Melihat adanya kesamaan dan kesesuaian dengan diri penulis, maka dapat di simpulkan bahwa  cerita dalam novel from The Fire Next Time ini terinspirasi oleh perjalanan hidup penulis atau kenyataan yang di alami oleh penulis itu nediri. 

KESIMPULAN CERITA
Cerita the fire next time ini adalah permasalahan orang negro di amerika pada permulaan tahun 1960 yang mana negro disini adalah istilah yang digunakanm untuk sebutan orang Afrika-Amerika yang berkulit hitam.
Didalam cerita ini terdapat konflik batin ketika sosok ‘I’ sekolah di sekolah yahudi.

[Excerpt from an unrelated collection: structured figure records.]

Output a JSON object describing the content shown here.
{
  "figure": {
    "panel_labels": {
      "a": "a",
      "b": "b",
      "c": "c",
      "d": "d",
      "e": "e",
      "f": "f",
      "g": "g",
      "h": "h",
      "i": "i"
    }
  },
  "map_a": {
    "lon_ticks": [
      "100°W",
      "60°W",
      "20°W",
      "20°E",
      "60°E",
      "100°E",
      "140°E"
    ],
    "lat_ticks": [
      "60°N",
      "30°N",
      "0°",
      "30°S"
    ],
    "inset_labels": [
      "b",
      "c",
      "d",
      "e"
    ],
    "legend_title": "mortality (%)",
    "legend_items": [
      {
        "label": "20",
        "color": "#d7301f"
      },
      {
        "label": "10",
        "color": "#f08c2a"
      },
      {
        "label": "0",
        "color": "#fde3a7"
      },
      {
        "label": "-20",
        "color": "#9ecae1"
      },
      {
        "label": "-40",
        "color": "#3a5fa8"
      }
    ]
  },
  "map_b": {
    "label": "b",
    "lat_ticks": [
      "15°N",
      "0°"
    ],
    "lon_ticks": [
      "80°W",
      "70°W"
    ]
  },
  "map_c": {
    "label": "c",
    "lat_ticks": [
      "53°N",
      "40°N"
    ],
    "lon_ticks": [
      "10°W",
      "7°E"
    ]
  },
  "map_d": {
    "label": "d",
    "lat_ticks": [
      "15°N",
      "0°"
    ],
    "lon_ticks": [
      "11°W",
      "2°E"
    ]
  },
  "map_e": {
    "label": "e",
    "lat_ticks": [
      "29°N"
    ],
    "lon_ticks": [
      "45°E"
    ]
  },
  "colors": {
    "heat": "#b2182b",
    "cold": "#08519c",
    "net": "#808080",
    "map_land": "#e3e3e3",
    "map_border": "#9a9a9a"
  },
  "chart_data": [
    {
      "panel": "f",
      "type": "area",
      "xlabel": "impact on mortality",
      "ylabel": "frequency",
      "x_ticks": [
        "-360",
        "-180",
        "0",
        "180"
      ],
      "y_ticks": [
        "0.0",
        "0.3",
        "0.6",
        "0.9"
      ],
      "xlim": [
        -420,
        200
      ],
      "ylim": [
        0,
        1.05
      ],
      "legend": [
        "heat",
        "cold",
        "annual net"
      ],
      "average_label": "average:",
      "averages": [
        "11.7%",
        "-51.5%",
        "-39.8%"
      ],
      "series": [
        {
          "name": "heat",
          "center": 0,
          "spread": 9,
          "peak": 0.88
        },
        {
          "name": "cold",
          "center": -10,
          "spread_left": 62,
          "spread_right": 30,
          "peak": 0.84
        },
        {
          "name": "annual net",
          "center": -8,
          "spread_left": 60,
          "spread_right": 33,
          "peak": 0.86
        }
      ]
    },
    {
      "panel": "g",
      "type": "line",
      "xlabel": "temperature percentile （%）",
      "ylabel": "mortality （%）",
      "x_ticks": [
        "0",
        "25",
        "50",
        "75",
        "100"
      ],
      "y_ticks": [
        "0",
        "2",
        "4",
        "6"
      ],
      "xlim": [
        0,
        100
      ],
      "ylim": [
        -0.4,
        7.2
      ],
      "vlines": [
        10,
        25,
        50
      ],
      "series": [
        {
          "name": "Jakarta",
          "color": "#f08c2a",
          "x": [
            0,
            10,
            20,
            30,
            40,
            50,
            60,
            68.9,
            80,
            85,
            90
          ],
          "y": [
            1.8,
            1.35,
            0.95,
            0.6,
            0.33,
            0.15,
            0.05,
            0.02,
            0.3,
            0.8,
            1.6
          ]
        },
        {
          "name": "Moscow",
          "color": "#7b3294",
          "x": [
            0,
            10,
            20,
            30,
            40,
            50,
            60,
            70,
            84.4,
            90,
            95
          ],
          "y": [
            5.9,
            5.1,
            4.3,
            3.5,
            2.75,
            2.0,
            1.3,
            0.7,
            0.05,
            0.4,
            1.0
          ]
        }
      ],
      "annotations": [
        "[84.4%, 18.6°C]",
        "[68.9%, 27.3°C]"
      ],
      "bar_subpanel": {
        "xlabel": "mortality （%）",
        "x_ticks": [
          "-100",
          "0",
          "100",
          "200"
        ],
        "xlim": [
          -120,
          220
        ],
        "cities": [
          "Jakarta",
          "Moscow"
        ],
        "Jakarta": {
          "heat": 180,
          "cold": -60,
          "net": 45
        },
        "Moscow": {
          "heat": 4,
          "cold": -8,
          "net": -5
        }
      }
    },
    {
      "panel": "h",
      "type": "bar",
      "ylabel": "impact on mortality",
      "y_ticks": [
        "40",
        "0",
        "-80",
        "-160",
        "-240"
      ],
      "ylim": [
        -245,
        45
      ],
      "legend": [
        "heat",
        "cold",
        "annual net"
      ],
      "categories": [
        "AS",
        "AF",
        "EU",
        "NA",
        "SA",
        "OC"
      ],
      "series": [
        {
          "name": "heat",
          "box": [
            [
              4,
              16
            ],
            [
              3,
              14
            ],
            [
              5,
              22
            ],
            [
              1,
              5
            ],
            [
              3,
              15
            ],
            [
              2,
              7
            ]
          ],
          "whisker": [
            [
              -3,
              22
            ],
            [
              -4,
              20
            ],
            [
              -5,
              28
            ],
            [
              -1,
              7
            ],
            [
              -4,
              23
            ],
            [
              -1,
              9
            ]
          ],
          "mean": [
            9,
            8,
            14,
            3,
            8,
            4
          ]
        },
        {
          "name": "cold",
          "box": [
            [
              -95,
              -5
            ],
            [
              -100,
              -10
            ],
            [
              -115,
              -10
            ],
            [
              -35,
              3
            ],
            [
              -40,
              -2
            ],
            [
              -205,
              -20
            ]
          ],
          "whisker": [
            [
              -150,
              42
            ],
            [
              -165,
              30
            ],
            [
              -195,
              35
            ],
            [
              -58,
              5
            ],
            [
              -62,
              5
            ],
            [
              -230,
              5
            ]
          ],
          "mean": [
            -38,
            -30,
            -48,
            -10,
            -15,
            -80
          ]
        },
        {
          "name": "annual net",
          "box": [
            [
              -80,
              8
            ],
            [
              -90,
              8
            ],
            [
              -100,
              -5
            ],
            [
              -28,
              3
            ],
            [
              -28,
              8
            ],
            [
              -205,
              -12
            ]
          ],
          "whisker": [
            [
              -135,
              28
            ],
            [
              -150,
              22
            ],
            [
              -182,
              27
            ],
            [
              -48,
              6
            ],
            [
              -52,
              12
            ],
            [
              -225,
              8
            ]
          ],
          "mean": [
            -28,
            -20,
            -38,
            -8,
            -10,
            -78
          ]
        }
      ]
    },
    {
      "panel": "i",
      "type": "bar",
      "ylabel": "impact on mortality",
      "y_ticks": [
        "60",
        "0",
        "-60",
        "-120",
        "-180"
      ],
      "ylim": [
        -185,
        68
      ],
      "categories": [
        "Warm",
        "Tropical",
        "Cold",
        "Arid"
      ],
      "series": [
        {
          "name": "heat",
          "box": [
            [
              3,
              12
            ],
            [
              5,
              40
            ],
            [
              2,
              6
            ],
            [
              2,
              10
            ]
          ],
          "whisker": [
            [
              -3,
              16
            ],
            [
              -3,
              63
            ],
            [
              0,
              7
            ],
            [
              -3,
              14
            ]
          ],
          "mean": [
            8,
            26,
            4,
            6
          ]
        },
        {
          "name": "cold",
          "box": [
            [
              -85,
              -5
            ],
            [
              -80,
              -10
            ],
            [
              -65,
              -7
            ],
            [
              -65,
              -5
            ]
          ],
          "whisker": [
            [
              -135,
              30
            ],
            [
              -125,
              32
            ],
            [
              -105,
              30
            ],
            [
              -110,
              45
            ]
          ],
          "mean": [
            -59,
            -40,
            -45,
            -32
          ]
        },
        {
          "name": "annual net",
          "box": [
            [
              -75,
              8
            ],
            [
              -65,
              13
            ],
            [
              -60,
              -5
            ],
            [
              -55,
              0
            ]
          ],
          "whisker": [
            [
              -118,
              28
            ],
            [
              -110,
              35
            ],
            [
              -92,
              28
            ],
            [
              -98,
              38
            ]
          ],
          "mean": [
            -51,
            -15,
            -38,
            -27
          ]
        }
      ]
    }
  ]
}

Saat itu dia menemukan bahwa ada perbedaan antara syurganya orang kulit putih dan orang kulit hitam walaupun agamanya sama-sama Kristen, orang kulit putih mempunyai pandangan bahwa syurga mereka lebih istimewa dibandingkan  dengan syurga bagi orang kulit hitam.
Terlihat kontras bahwa orang kulit hitam ingin membeda-bedakan ras mereka terutama dalam warna kulit mereka, orang kulit hitam terdeskriminasi oleh orang kulit hitam.